User A is a friend of mine, who is currently a professional Data Scientist.

User B is my younger sibling, who is currently in the 11th grade. 

User C is my cousin, who has a master degree in Public Health. 

**User A:**

Task 1 - they were able to identify a wide variety of insights. They first mentioned how the initial plot did not have too many trends, but then identified the negative correlation in Run Time and IMDB rating in Dramatization. They also mentioned the positive correlation in Run Time and Rating in Historical Fiction. They made in total 6 different insights and did not use the Histogram.
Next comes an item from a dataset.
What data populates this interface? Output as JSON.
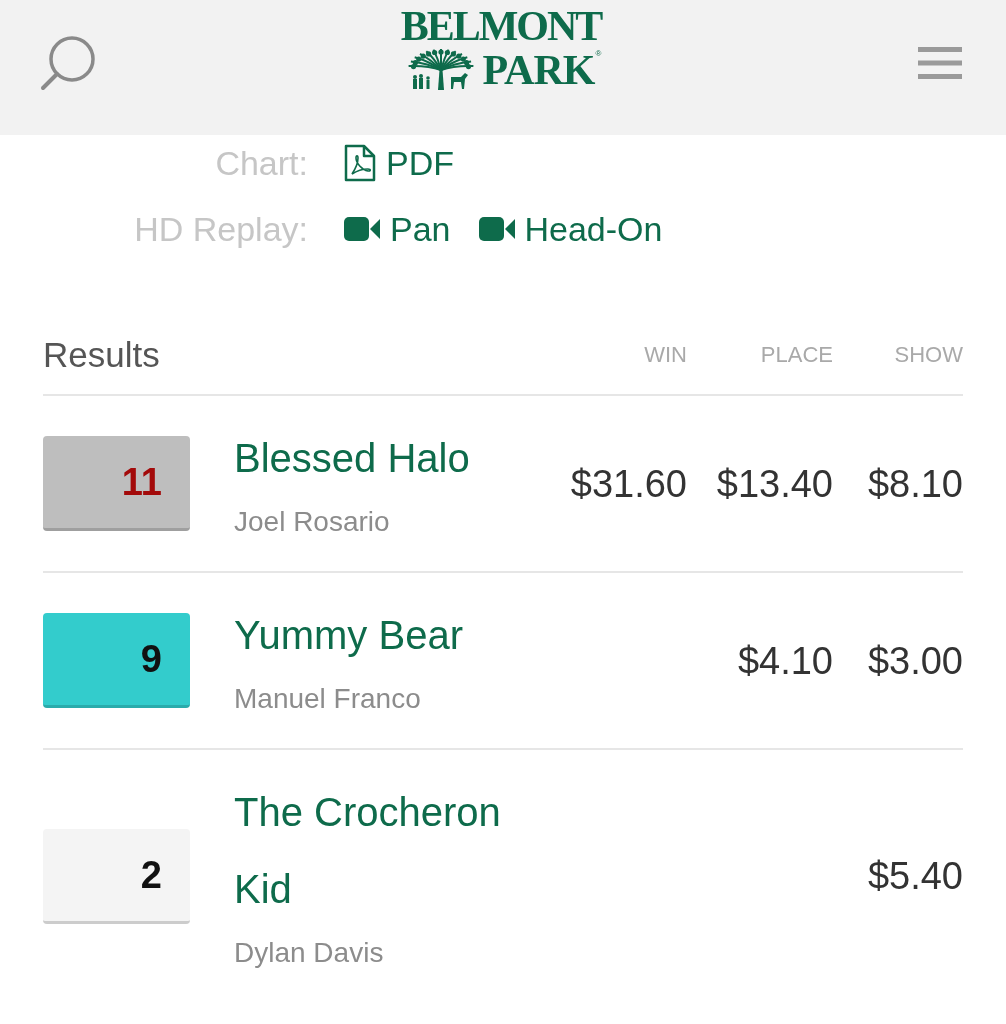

All insights were not deep (initial insights).

Task 2 - the user was initially unable to get the filtering to work (they thought it was similar to the first task where they would click on the point instead of the legend). This might be from the fact they first interacted with task 1, then task 2. The only observation they made from this Task is high number of Action and Adventure Genre film. The user was more interested in seeing what movies the scatter plots were and interested in how it ranked against other movies. 

Task 3 - the user was able to draw an insight on how the change in Creative Type as the movie was more censored, focusing on how the movies Grossworld Wide were Kids Fiction for G and PG ratings, and Contemporary Fiction in PG 13 and R. They then tried to use Task 2 to identify what movie was NC-17. 

**User B:**

Task 1 - they were able to create 5 different insights, all within the positive/negative correlations found by filtering the data. One of their insights pertained to the Science Fiction Category, which they clained only had 7 movies by using the histogram. 
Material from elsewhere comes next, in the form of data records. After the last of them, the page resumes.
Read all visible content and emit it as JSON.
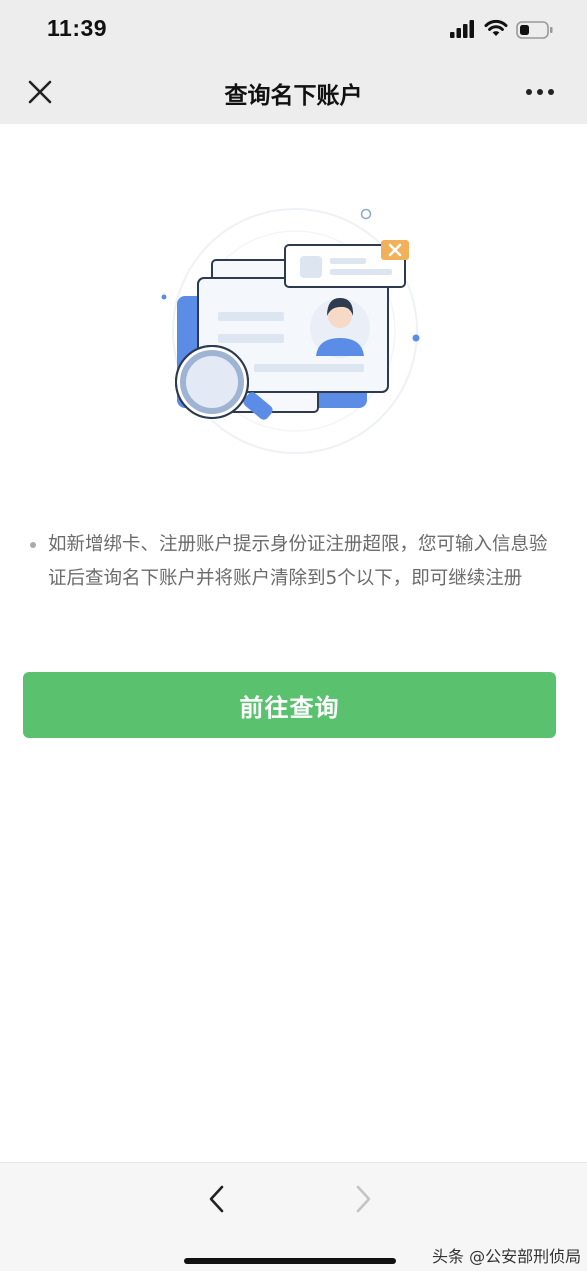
{
  "status_bar": {
    "time": "11:39"
  },
  "nav": {
    "title": "查询名下账户",
    "close_icon": "close-icon",
    "more_icon": "more-icon"
  },
  "content": {
    "notice": "如新增绑卡、注册账户提示身份证注册超限，您可输入信息验证后查询名下账户并将账户清除到5个以下，即可继续注册",
    "button_label": "前往查询"
  },
  "bottom_nav": {
    "back_icon": "chevron-left-icon",
    "forward_icon": "chevron-right-icon"
  },
  "watermark": "头条 @公安部刑侦局",
  "colors": {
    "primary": "#5ac26f",
    "nav_bg": "#ededed",
    "accent_blue": "#5b8de6",
    "accent_orange": "#f0b15a"
  }
}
Task 2 - they were able identify the high number of Action and Adventure related film and suggestted the small but existing positive correlation between IMDB rating and Production Budget. They made 4 insights for this task. 

Task 3 - the user was able to identify how the PG-13 Rating has no Factual Creative Type despite having the highest Worldwide Gross profit. They also identified that only PG Rating has all 8 Creative Types of movies. 

**User C:**

Task 1 - they were able to identify 2 deeper level insights. The first insight mentioned is within how Kids Fiction did not exceed 110 minutes, claiming it might be the attention span of kids the producers were trying to account for. They also  observed the normal distribution for Contemporary Fiction. In total, they made 8 different observations. 
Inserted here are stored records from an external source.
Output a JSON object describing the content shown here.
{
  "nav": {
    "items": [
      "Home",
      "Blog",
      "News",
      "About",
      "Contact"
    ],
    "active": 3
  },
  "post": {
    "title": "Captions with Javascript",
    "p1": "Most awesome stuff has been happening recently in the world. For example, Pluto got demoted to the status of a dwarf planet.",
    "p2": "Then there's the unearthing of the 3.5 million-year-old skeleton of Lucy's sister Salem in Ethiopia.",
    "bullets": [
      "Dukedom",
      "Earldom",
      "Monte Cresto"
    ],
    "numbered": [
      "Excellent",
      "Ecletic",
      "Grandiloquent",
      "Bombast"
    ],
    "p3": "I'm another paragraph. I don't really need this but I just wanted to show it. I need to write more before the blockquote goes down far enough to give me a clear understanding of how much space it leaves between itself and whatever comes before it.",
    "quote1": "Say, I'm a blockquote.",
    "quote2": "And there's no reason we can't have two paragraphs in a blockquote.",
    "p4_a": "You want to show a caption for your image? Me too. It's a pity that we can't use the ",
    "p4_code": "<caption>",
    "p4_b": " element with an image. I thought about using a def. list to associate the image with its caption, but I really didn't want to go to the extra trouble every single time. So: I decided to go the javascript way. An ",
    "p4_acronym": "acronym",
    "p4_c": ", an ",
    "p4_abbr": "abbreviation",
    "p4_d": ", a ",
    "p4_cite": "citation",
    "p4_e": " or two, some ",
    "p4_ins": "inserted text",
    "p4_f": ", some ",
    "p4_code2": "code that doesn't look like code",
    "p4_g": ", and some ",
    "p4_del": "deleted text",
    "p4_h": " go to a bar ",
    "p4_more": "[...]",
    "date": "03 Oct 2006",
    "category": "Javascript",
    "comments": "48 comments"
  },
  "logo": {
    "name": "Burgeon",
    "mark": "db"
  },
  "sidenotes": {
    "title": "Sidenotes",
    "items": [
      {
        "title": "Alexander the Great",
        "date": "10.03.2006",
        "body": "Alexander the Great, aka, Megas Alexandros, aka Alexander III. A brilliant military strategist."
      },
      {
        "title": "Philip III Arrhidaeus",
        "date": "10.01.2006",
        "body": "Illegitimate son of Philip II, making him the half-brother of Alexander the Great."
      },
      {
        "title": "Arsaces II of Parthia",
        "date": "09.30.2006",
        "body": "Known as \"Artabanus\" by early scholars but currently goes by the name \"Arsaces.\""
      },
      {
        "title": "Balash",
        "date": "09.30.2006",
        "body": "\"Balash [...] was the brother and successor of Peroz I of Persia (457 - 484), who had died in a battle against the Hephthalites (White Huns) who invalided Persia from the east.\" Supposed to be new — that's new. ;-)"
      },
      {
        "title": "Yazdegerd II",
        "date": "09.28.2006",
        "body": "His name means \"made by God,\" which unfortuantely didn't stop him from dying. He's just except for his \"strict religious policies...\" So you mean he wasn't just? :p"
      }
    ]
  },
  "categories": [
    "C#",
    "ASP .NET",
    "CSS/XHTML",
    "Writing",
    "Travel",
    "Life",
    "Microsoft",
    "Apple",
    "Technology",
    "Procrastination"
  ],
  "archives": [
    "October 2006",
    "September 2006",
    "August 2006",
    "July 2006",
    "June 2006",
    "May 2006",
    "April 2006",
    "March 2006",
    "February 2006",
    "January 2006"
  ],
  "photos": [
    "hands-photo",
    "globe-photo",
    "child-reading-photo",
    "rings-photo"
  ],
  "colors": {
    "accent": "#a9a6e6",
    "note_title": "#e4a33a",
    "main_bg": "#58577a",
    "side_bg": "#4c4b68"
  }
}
Task 2 - they were able to identify the outliers in Production Budget for the Adventure movies. They also made a comment on how Thriller/Suspence rated higher than Horror. They also identified the difference in clusters between Black Comedy vs Comedy, citing the huge gap difference in Production Budget. They identified 10+ observations.

Task 3 - the user drew similar conclusions to User B, citing no Factual Creative Type in PG-13 despite having highest Worldwide Gross profit, but also drew insights on all the missing Creative Types for each Rating, like missing Science Fiction and Superhero Creative Types in General MPAA Rating because those genres typically have some fighting/damage that would classify it at a higher MPAA rating. 

### Conclusion ###

I think the graphs and data I selected worked well with the interactions of the visualizations. From this experiment, I noticed that interaction seems to be very important to user's insight. Being able to scope the graph enabled users to draw insights easily. Especially when User A was unable to get the graph to filter after clicking repeatedly on the scatter point and tried to create a general insight from the visualization before I stepped in to assist. The elements that worked well for this experiment was the connections of visualizations for Task 1 and 3. However, pointed out by User B, the lack of data made some of the insights obsolete, since there has been multiple record breaking movies since 2010 that could've skewed the data. For the future, I will try to incorperate more data, including more frequent movies and utilize insertion methods for NaN values rather than complete removal of NaN rows. Another refinement is within the Task 3. I tried to create a stacked bar chart, where the color was determined by the Title or Distributor of the movie, but was unsuccessful in producing the output without it looking too clustered (it looked like a rainbow on a bar).